Pierre Chappuis. Tracés d'incertitude. Deux essais. Michel Leiris, André du Bouchet. Les deux chez Corti, 320 et 210 p.

Précaires, alertes et aériens, les poèmes du Neuchâtelois Pierre Chappuis n'ont en rien l'apparence d'une poésie savante ou érudite. Néanmoins, ils sont indissociables de la démarche de ce lecteur très averti: les quelque 50 notes de lecture et brefs commentaires rassemblés aujourd'hui dans Tracés d'incertitude, écrits dès 1964, donnent un aperçu de l'«ardent conciliabule» qu'il entretient avec la poésie contemporaine. Rejetant la férule du maître, Chappuis se veut promeneur, un promeneur pas trop solitaire qui nous fait part de ses découvertes.

L'itinéraire est subjectif, singulier, primesautier, allant à la rencontre de poètes suisses et français, certains – Jean Tortel, Philippe Jaccottet, Gérard Macé – à travers plusieurs approches qui sont autant d'exercices de disponibilité, de liberté, d'attentive et rigoureuse porosité au texte. Nous frappent aussi bien la diversité des œuvres envisagées – de Ponge et Michaux à Jean-Luc Sarré, Pierre-Alain Tâche et Claude Dourgouin – que la permanence, l'insistance des questions que l'auteur leur pose. C'est qu'ici, l'art de lire est contigu à l'art d'écrire et gravite, obstinément, autour des éléments décisifs dans la recherche de Chappuis lui-même, tels le rôle des blancs et les diverses formes de fragmentation du discours, l'élan d'une parole cinétique, l'éphémère et l'incertitude, les rapports entre vers et prose, entre peinture et poésie. Le poète lecteur pourrait reprendre à son compte la formule de Gérard Macé: «Je lis comme on ramasse du bois mort.»
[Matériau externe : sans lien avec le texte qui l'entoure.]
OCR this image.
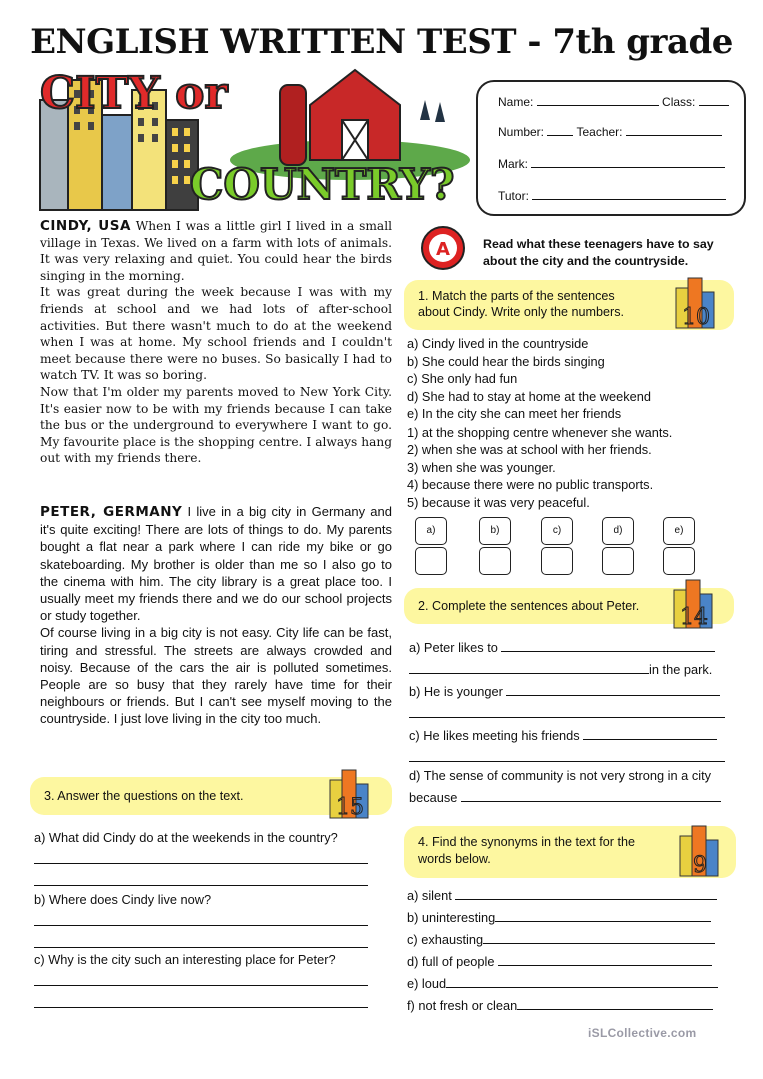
ENGLISH WRITTEN TEST - 7th grade
CITY or
COUNTRY?
Name:	Class:
Number:	Teacher:
Mark:
Tutor:

CINDY, USA When I was a little girl I lived in a small village in Texas. We lived on a farm with lots of animals. It was very relaxing and quiet. You could hear the birds singing in the morning.

It was great during the week because I was with my friends at school and we had lots of after-school activities. But there wasn't much to do at the weekend when I was at home. My school friends and I couldn't meet because there were no buses. So basically I had to watch TV. It was so boring.

Now that I'm older my parents moved to New York City. It's easier now to be with my friends because I can take the bus or the underground to everywhere I want to go. My favourite place is the shopping centre. I always hang out with my friends there.

PETER, GERMANY I live in a big city in Germany and it's quite exciting! There are lots of things to do. My parents bought a flat near a park where I can ride my bike or go skateboarding. My brother is older than me so I also go to the cinema with him. The city library is a great place too. I usually meet my friends there and we do our school projects or study together.

Of course living in a big city is not easy. City life can be fast, tiring and stressful. The streets are always crowded and noisy. Because of the cars the air is polluted sometimes. People are so busy that they rarely have time for their neighbours or friends. But I can't see myself moving to the countryside. I just love living in the city too much.

A	Read what these teenagers have to say
about the city and the countryside.
1. Match the parts of the sentences
about Cindy. Write only the numbers.	10
a) Cindy lived in the countryside
b) She could hear the birds singing
c) She only had fun
d) She had to stay at home at the weekend
e) In the city she can meet her friends
1) at the shopping centre whenever she wants.
2) when she was at school with her friends.
3) when she was younger.
4) because there were no public transports.
5) because it was very peaceful.
a)	b)	c)	d)	e)
2. Complete the sentences about Peter.	14
a) Peter likes to
in the park.
b) He is younger
c) He likes meeting his friends
d) The sense of community is not very strong in a city
because
3. Answer the questions on the text.	15
a) What did Cindy do at the weekends in the country?
b) Where does Cindy live now?
c) Why is the city such an interesting place for Peter?
4. Find the synonyms in the text for the
words below.	9
a) silent
b) uninteresting
c) exhausting
d) full of people
e) loud
f) not fresh or clean
iSLCollective.com
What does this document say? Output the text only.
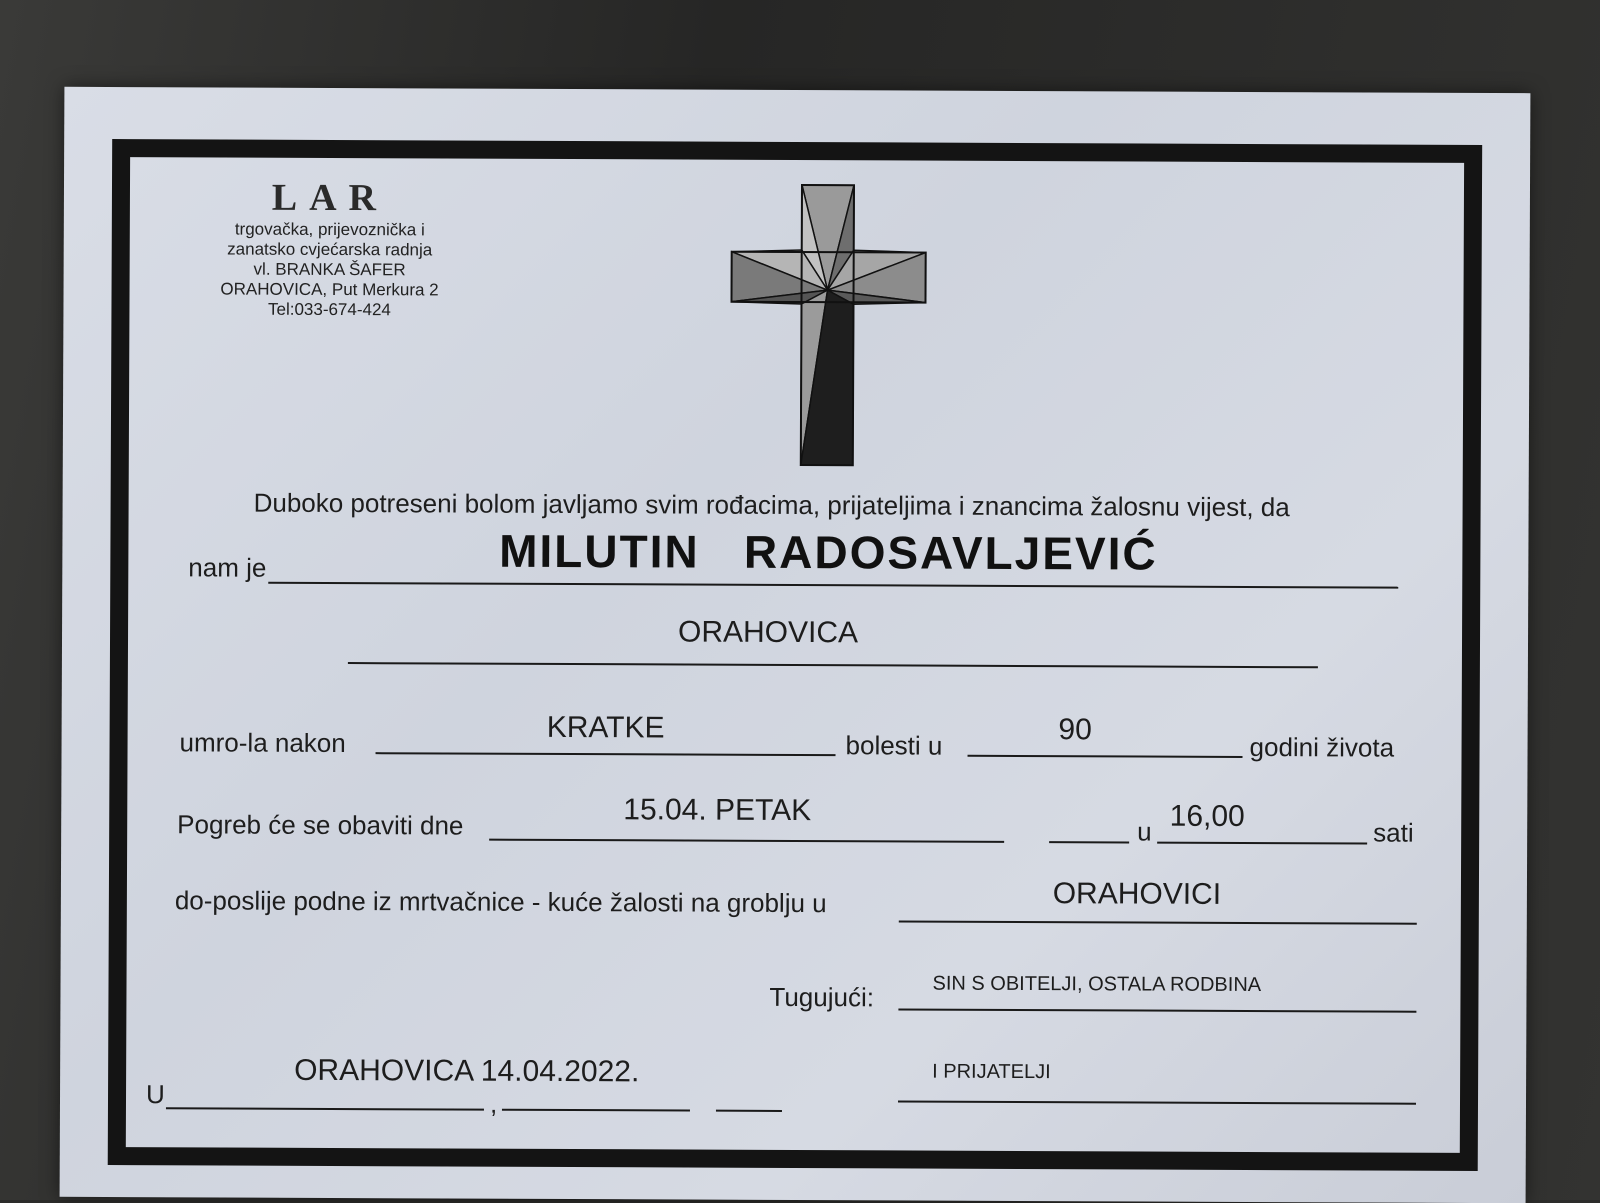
LAR
trgovačka, prijevoznička i
zanatsko cvjećarska radnja
vl. BRANKA ŠAFER
ORAHOVICA, Put Merkura 2
Tel:033-674-424
Duboko potreseni bolom javljamo svim rođacima, prijateljima i znancima žalosnu vijest, da
nam je	MILUTIN   RADOSAVLJEVIĆ
ORAHOVICA
umro-la nakon	KRATKE
bolesti u	90
godini života
Pogreb će se obaviti dne	15.04. PETAK
u 16,00	sati
do-poslije podne iz mrtvačnice - kuće žalosti na groblju u	ORAHOVICI
Tugujući:	SIN S OBITELJI, OSTALA RODBINA
I PRIJATELJI
U	,
ORAHOVICA 14.04.2022.
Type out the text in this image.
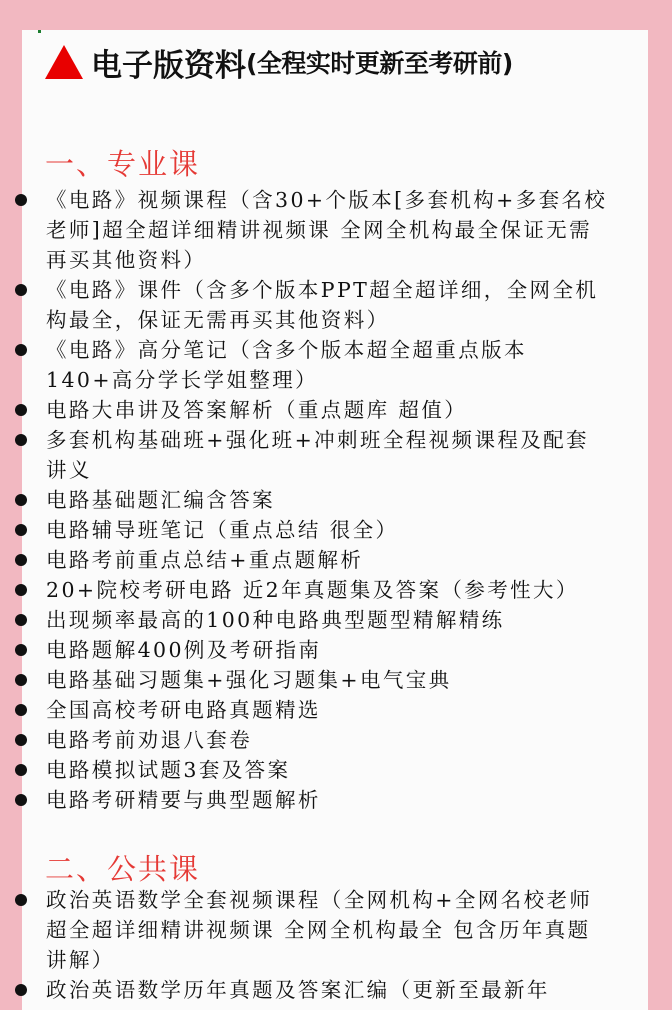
电子版资料 (全程实时更新至考研前)
一、专业课
《电路》视频课程（含30+个版本[多套机构+多套名校老师]超全超详细精讲视频课 全网全机构最全保证无需再买其他资料）
《电路》课件（含多个版本PPT超全超详细，全网全机构最全，保证无需再买其他资料）
《电路》高分笔记（含多个版本超全超重点版本140+高分学长学姐整理）
电路大串讲及答案解析（重点题库 超值）
多套机构基础班+强化班+冲刺班全程视频课程及配套讲义
电路基础题汇编含答案
电路辅导班笔记（重点总结 很全）
电路考前重点总结+重点题解析
20+院校考研电路 近2年真题集及答案（参考性大）
出现频率最高的100种电路典型题型精解精练
电路题解400例及考研指南
电路基础习题集+强化习题集+电气宝典
全国高校考研电路真题精选
电路考前劝退八套卷
电路模拟试题3套及答案
电路考研精要与典型题解析
二、公共课
政治英语数学全套视频课程（全网机构+全网名校老师超全超详细精讲视频课 全网全机构最全 包含历年真题讲解）
政治英语数学历年真题及答案汇编（更新至最新年
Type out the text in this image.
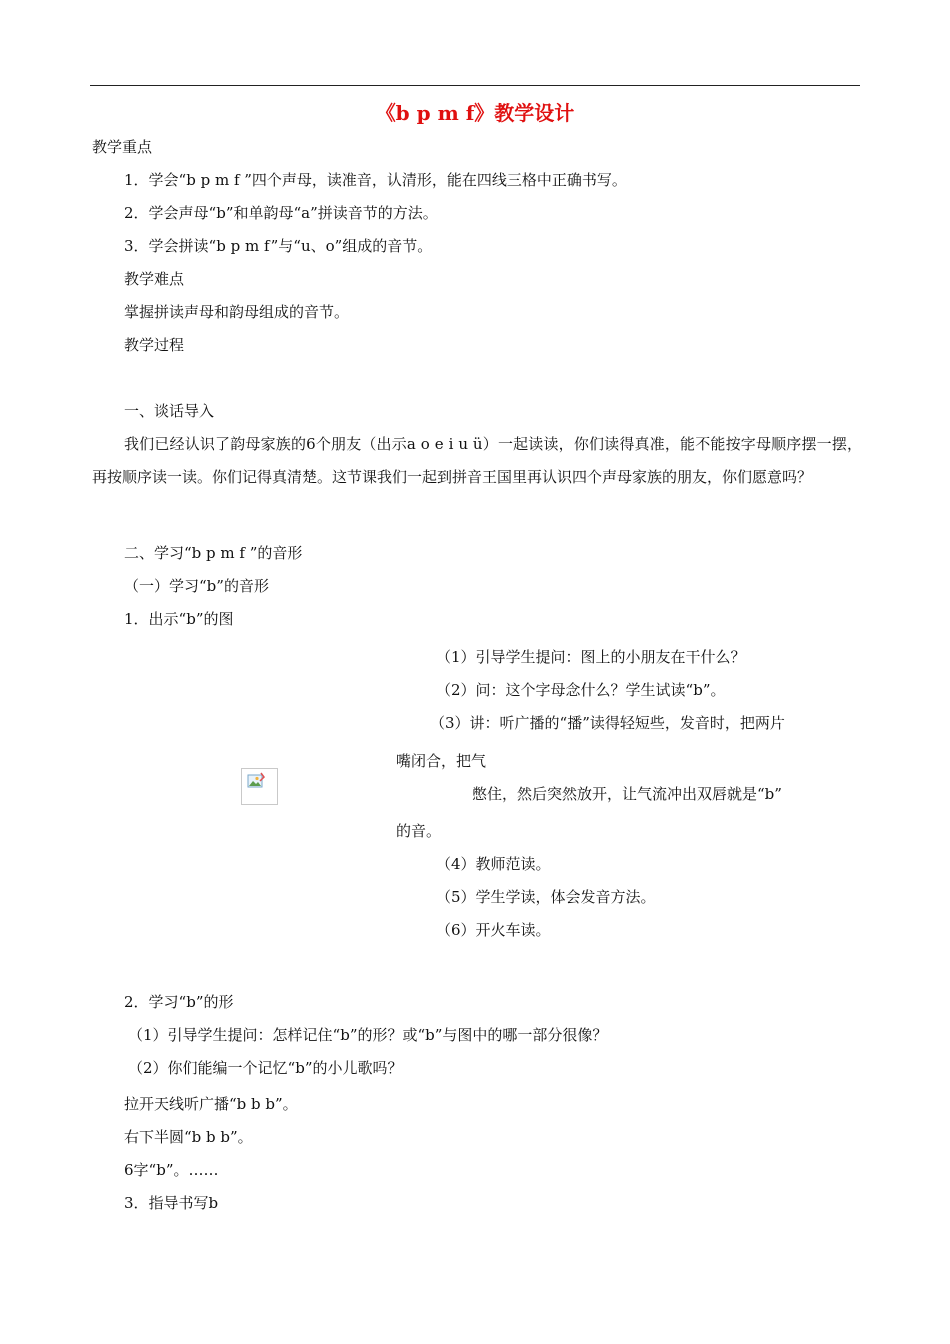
《b p m f》教学设计
教学重点
1．学会“b p m f ”四个声母，读准音，认清形，能在四线三格中正确书写。
2．学会声母“b”和单韵母“a”拼读音节的方法。
3．学会拼读“b p m f”与“u、o”组成的音节。
教学难点
掌握拼读声母和韵母组成的音节。
教学过程
一、谈话导入
我们已经认识了韵母家族的6个朋友（出示a o e i u ü）一起读读，你们读得真准，能不能按字母顺序摆一摆，再按顺序读一读。你们记得真清楚。这节课我们一起到拼音王国里再认识四个声母家族的朋友，你们愿意吗？
二、学习“b p m f ”的音形
（一）学习“b”的音形
1．出示“b”的图
（1）引导学生提问：图上的小朋友在干什么？
（2）问：这个字母念什么？学生试读“b”。
（3）讲：听广播的“播”读得轻短些，发音时，把两片
嘴闭合，把气
憋住，然后突然放开，让气流冲出双唇就是“b”
的音。
（4）教师范读。
（5）学生学读，体会发音方法。
（6）开火车读。
2．学习“b”的形
（1）引导学生提问：怎样记住“b”的形？或“b”与图中的哪一部分很像？
（2）你们能编一个记忆“b”的小儿歌吗？
拉开天线听广播“b b b”。
右下半圆“b b b”。
6字“b”。……
3．指导书写b
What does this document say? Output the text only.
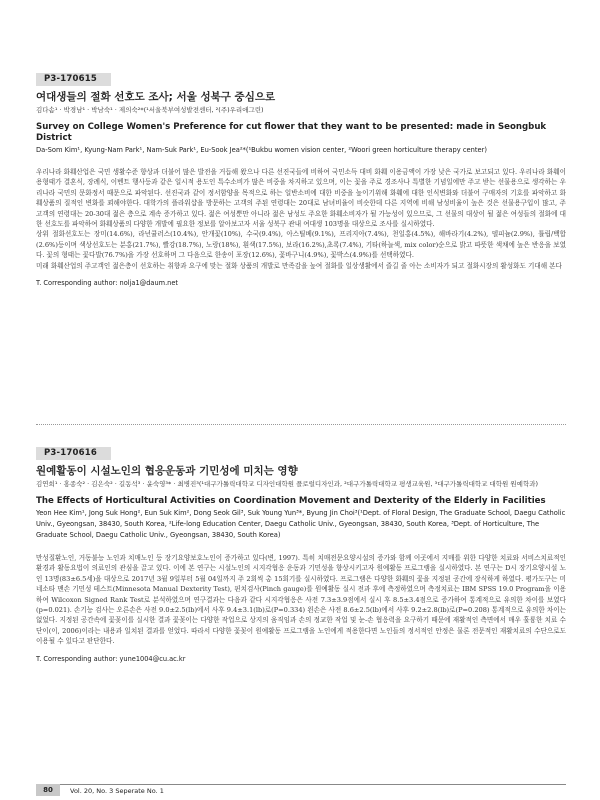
P3-170615
여대생들의 절화 선호도 조사; 서울 성북구 중심으로
김다솜¹ · 박경남¹ · 박남숙¹ · 제의숙²*(¹서울북부여성발전센터, ²(주)우리애그린)
Survey on College Women's Preference for cut flower that they want to be presented: made in Seongbuk District
Da-Som Kim¹, Kyung-Nam Park¹, Nam-Suk Park¹, Eu-Sook Jea²*(¹Bukbu women vision center, ²Woori green horticulture therapy center)

우리나라 화훼산업은 국민 생활수준 향상과 더불어 많은 발전을 거듭해 왔으나 다른 선진국들에 비하여 국민소득 대비 화훼 이용금액이 가장 낮은 국가로 보고되고 있다. 우리나라 화훼이용형태가 결혼식, 장례식, 이벤트 행사등과 같은 일시적 용도인 특수소비가 많은 비중을 차지하고 있으며, 이는 꽃을 주로 경조사나 특별한 기념일에만 주고 받는 선물용으로 생각하는 우리나라 국민의 문화정서 때문으로 파악된다. 선진국과 같이 정서함양을 목적으로 하는 일반소비에 대한 비중을 높이기위해 화훼에 대한 인식변화와 더불어 구매자의 기호를 파악하고 화훼상품의 질적인 변화를 꾀해야한다. 대학가의 플라워샵을 방문하는 고객의 주된 연령대는 20대로 남녀비율이 비슷한데 다른 지역에 비해 남성비율이 높은 것은 선물용구입이 많고, 주 고객의 연령대는 20-30대 젊은 층으로 계속 증가하고 있다. 젊은 여성뿐만 아니라 젊은 남성도 주요한 화훼소비자가 될 가능성이 있으므로, 그 선물의 대상이 될 젊은 여성들의 절화에 대한 선호도를 파악하여 화훼상품의 다양한 개발에 필요한 정보를 알아보고자 서울 성북구 관내 여대생 103명을 대상으로 조사를 실시하였다.

상위 절화선호도는 장미(14.6%), 라넌큘러스(10.4%), 안개꽃(10%), 수국(9.4%), 아스틸베(9.1%), 프리지아(7.4%), 천일홍(4.5%), 해바라기(4.2%), 델피늄(2.9%), 튤립/백합(2.6%)등이며 색상선호도는 분홍(21.7%), 빨강(18.7%), 노랑(18%), 흰색(17.5%), 보라(16.2%),초록(7.4%), 기타(하늘색, mix color)순으로 밝고 따뜻한 색채에 높은 반응을 보였다. 꽃의 형태는 꽃다발(76.7%)을 가장 선호하며 그 다음으로 한송이 포장(12.6%), 꽃바구니(4.9%), 꽃박스(4.9%)를 선택하였다.

미래 화훼산업의 주고객인 젊은층이 선호하는 취향과 요구에 맞는 절화 상품의 개발로 만족감을 높여 절화를 일상생활에서 즐길 줄 아는 소비자가 되고 절화시장의 활성화도 기대해 본다

T. Corresponding author: nolja1@daum.net
P3-170616
원예활동이 시설노인의 협응운동과 기민성에 미치는 영향
김연희¹ · 홍종숙² · 김은숙² · 길동석³ · 윤숙영³* · 최병진³(¹대구가톨릭대학교 디자인대학원 플로럴디자인과, ²대구가톨릭대학교 평생교육원, ³대구가톨릭대학교 대학원 원예학과)
The Effects of Horticultural Activities on Coordination Movement and Dexterity of the Elderly in Facilities
Yeon Hee Kim¹, Jong Suk Hong², Eun Suk Kim², Dong Seok Gil³, Suk Young Yun³*, Byung Jin Choi³(¹Dept. of Floral Design, The Graduate School, Daegu Catholic Univ., Gyeongsan, 38430, South Korea, ²Life-long Education Center, Daegu Catholic Univ., Gyeongsan, 38430, South Korea, ³Dept. of Horticulture, The Graduate School, Daegu Catholic Univ., Gyeongsan, 38430, South Korea)

만성질환노인, 거동불능 노인과 치매노인 등 장기요양보호노인이 증가하고 있다(변, 1997). 특히 치매전문요양시설의 증가와 함께 이곳에서 지매를 위한 다양한 치료와 서비스치료적인 환경과 활동요법이 의료인의 관심을 끌고 있다. 이에 본 연구는 시설노인의 시지각협응 운동과 기민성을 향상시키고자 원예활동 프로그램을 실시하였다. 본 연구는 D시 장기요양시설 노인 13명(83±6.5세)을 대상으로 2017년 3월 9일부터 5월 04일까지 주 2회씩 총 15회기를 실시하였다. 프로그램은 다양한 화훼의 꽃을 지정된 공간에 장식하게 하였다. 평가도구는 미네소타 맨손 기민성 테스트(Minnesota Manual Dexterity Test), 핀치검사(Pinch gauge)를 원예활동 실시 전과 후에 측정하였으며 측정치료는 IBM SPSS 19.0 Program을 이용하여 Wilcoxon Signed Rank Test로 분석하였으며 연구결과는 다음과 같다 시지각협응은 사전 7.3±3.9점에서 실시 후 8.5±3.4점으로 증가하여 통계적으로 유의한 차이를 보였다(p=0.021). 손기능 검사는 오른손은 사전 9.0±2.5(lb)에서 사후 9.4±3.1(lb)로(P=0.334) 왼손은 사전 8.6±2.5(lb)에서 사후 9.2±2.8(lb)로(P=0.208) 통계적으로 유의한 차이는 없었다. 지정된 공간속에 꽃꽂이를 실시한 결과 꽃꽂이는 다양한 작업으로 상지의 움직임과 손의 정교한 작업 및 눈-손 협응력을 요구하기 때문에 재활적인 측면에서 매우 훌륭한 치료 수단이(이, 2006)이라는 내용과 일치된 결과를 얻었다. 따라서 다양한 꽃꽂이 원예활동 프로그램을 노인에게 적용한다면 노인들의 정서적인 안정은 물론 전문적인 재활치료의 수단으로도 이용될 수 있다고 판단한다.

T. Corresponding author: yune1004@cu.ac.kr
80	Vol. 20, No. 3 Seperate No. 1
Quelques pages en hommage à Reverdy ouvrent le livre, qui se referme sur une lecture, datée de 1981, de Frêle bruit de Michel Leiris, écrivain que Chappuis avait par ailleurs présenté dans un important essai publié en 1973 chez Seghers. Grâce à la réédition de cette étude, avec celle dédiée en 1979 à André du Bouchet, nous voici d'une part invités à lire ou relire bien des poètes, et outillés d'autre part pour mesurer le questionnement fécond qui précède et accompagne l'œuvre poétique de Pierre Chappuis.